Dommages collatéraux : les interactions entre les militants et les dirigeants des formations politiques se sont faites de plus en plus rares. « [De nos jours] les congrès des partis se déroulent à peu près tous les trois ans. Pourquoi ? Parce qu’on a moins besoin de l’assentiment des membres pour fonctionner », indique M. Lévesque.

« Ç’a disparu quelques années, puis c’est reparti de ses cendres, sauf qu’il n’y avait plus de bâtiment », explique le député libéral de Montmagny, Raymond Bernier, au Devoir. Sans domicile fixe, les membres du Club de réforme se donnent aujourd’hui rendez-vous au mess des officiers de la Citadelle de Québec. « C’est plus un club social qu’autre chose. Je comparerais ça au club Rotary, au club Lion », ajoute M. Bernier. L’un de ses attachés politiques, Michel-Éric Castonguay, en est membre. « Ça rassemble des gens de tous les partis fédéralistes. Il y a souvent des invités [parmi lesquels figurent] des ministres qui expliquent un peu ce qu’est le programme du gouvernement. Donc, ça nous permet de faire des ponts tout en prenant un verre. Je n’ai cependant pas connu le bon vieux temps », conclut-il.

Le bâtiment ayant abrité l’ancien Club Renaissance de l’UN a été rebaptisé le Maurice en 1995. En guise de devoir de mémoire, les menus du restaurant du « nightclub », le Pot de vin, épousent la forme d’enveloppes brunes.



À la table du pouvoir

Quoi de mieux qu’une fondue au fromage pour discuter longuement de politique ? Dans les années 1960 et 1970, c’est au Chalet suisse que se réunissaient les politiciens de tous les partis, les hauts fonctionnaires et même des journalistes. Claude Morin était un habitué de l’établissement de la rue Sainte-Anne, où l’on retrouvait un bar nommé L’Aquarium. « J’ai eu beaucoup de conversations là avec René Lévesque. J’étais sous-ministre [dans le gouvernement Lesage] et la ligne était moins nette qu’aujourd’hui entre le politique et l’administration. »« Le pouvoir à Québec, c’était là », confirme le conseiller libéral Jean-Claude Rivest. À ses débuts dans la capitale, on lui a suggéré de frayer à L’Aquarium pour faciliter son insertion dans les milieux politiques. « J’ai demandé un taxi pour aller à L’Aquarium et il m’a amené à l’aquarium de Québec, à l’autre bout de la ville. Je m’en allais et je me disais : “Sont-ils caves ? Pourquoi aller aussi loin que ça pour faire des placotages de politique ?” »
2 commentaires
  • Pierre Boucley - Abonné 3 septembre 2016 09 h 27

    Clubs Réforme\Renaissance

    Votre article ne fait qu'allusion au Club de Réforme de Montréal, mais nous avions aussi les deux clubs, Réforme et Renaissance, ici sur la rue Sherbrooke (coins ouest de Berri) à une certaine époque (à ce qu'on m'a dit, et juste avant mon temps, donc je ne les a pas vu en activité). Les deux clubs se faisaient face, et il y eut été intéressant de savoir ce qui s'y passait, par exemple, les soirs d'élection. Un des deux édifices (un petit château bâti pour le promoteur immobilier Dandurand) est toujours là, et l'autre, une maison sur un talus sur le côté nord, je me rappelle l'avoir vue en cours de démolition, au milieu des années 70, après la fin de l'Union Nationale, remplacé par l'hôtel qui est maintenant une résidence de l'Office d'Habitation.

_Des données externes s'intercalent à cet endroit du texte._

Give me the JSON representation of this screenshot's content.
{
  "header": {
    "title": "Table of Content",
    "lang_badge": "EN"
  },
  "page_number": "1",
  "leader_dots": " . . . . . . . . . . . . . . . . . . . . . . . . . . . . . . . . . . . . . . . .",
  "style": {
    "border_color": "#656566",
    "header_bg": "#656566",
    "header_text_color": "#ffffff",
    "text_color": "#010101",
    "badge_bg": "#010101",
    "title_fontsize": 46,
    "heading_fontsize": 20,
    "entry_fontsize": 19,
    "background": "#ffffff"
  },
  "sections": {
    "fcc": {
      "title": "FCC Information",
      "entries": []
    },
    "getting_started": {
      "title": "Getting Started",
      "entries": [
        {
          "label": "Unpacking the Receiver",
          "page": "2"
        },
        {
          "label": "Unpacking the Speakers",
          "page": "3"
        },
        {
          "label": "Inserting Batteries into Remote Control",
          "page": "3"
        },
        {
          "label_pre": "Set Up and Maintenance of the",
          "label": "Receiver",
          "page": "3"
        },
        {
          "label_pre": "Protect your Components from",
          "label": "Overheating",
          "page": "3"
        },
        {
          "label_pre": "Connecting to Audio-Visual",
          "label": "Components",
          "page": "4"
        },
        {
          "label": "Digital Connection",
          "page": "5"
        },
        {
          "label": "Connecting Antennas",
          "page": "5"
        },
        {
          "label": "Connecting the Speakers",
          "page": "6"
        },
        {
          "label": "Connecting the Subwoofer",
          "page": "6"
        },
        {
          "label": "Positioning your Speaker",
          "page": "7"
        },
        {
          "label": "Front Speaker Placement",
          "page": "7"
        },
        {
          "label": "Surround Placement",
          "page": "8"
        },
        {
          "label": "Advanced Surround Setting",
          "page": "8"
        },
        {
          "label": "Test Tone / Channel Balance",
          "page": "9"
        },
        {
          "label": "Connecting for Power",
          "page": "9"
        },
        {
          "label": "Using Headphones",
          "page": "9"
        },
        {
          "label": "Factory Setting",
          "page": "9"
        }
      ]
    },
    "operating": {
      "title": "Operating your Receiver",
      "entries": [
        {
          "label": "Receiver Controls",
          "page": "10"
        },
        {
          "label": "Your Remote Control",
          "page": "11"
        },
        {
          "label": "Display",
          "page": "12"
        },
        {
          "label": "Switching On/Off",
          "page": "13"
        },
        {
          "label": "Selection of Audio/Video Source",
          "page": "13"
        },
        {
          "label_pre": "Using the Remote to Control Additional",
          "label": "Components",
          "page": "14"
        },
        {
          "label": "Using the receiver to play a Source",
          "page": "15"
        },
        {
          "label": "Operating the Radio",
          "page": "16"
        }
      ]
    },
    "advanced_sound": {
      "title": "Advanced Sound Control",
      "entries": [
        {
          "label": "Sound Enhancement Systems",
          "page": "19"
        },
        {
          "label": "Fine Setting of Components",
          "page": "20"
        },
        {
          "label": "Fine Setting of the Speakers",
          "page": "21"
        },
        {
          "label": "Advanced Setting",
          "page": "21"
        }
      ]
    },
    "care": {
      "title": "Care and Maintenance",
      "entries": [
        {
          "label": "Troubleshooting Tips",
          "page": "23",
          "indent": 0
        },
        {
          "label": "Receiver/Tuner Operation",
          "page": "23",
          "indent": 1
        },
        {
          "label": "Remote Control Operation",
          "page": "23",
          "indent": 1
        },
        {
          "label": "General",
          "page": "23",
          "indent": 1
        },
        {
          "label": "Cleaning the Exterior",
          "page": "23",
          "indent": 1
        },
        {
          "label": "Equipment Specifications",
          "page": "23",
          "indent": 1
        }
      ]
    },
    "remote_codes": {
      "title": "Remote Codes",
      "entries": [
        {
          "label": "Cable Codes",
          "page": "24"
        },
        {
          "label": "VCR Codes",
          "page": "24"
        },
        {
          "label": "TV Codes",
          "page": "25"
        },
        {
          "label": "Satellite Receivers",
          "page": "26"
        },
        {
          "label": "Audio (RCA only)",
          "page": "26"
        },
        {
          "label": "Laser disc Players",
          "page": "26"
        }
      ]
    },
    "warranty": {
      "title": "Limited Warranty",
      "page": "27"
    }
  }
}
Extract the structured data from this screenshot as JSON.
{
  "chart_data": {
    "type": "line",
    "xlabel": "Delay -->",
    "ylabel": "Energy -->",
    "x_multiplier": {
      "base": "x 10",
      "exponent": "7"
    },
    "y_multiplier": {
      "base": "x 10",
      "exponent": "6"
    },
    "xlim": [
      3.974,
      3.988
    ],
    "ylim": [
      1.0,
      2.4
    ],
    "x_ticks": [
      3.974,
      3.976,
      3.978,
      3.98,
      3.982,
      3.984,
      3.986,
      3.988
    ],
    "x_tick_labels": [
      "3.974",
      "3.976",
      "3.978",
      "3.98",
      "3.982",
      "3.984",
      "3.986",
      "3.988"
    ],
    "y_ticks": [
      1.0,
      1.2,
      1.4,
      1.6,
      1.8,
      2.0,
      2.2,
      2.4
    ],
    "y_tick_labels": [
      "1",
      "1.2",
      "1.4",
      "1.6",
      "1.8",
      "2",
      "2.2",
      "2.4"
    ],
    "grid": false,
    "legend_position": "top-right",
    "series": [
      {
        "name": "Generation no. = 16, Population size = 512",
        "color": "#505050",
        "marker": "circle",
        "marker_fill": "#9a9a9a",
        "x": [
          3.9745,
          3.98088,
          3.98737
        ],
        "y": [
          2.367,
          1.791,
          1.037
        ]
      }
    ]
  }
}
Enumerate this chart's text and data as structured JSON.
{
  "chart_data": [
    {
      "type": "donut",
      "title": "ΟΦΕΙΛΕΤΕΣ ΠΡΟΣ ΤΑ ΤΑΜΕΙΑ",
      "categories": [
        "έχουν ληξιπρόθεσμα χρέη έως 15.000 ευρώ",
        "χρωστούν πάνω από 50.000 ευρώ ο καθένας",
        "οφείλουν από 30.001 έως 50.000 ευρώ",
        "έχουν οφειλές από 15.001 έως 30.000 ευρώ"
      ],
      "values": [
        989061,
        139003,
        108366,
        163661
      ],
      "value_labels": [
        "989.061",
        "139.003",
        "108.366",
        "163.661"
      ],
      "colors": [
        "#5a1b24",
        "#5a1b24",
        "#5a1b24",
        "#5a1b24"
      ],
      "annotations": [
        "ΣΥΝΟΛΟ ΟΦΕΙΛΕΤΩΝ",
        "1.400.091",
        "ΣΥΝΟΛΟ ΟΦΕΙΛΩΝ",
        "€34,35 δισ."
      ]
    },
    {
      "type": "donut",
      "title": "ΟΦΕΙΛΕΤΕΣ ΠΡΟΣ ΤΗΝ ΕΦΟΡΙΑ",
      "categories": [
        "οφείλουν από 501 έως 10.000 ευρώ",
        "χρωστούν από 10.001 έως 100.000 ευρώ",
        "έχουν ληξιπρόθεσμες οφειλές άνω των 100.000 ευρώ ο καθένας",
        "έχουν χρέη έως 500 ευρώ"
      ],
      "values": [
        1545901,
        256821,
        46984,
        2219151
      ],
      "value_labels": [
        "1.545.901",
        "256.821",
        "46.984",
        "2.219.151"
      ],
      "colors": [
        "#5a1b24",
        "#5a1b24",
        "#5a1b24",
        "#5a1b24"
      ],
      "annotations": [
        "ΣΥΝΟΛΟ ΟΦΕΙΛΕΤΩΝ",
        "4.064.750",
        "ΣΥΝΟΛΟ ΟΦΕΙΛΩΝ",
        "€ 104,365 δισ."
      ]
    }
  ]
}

  • James R Godin - Inscrit 4 septembre 2016 10 h 05

    Pour la "petite histoire"

    J'ai fréquenté les deux Clubs de réforme, surout Québec. Montréal débordait d'arrogance et non accueillant.

    Québec était plus ouvert, même aux étudiants.

    Monsieur Lesage y arrêtait souvent le soir en chemin vers son domicile. Distant, il était quand même très attentif aux commentaires/opinions des membres qui voulaient bien lui en faire part.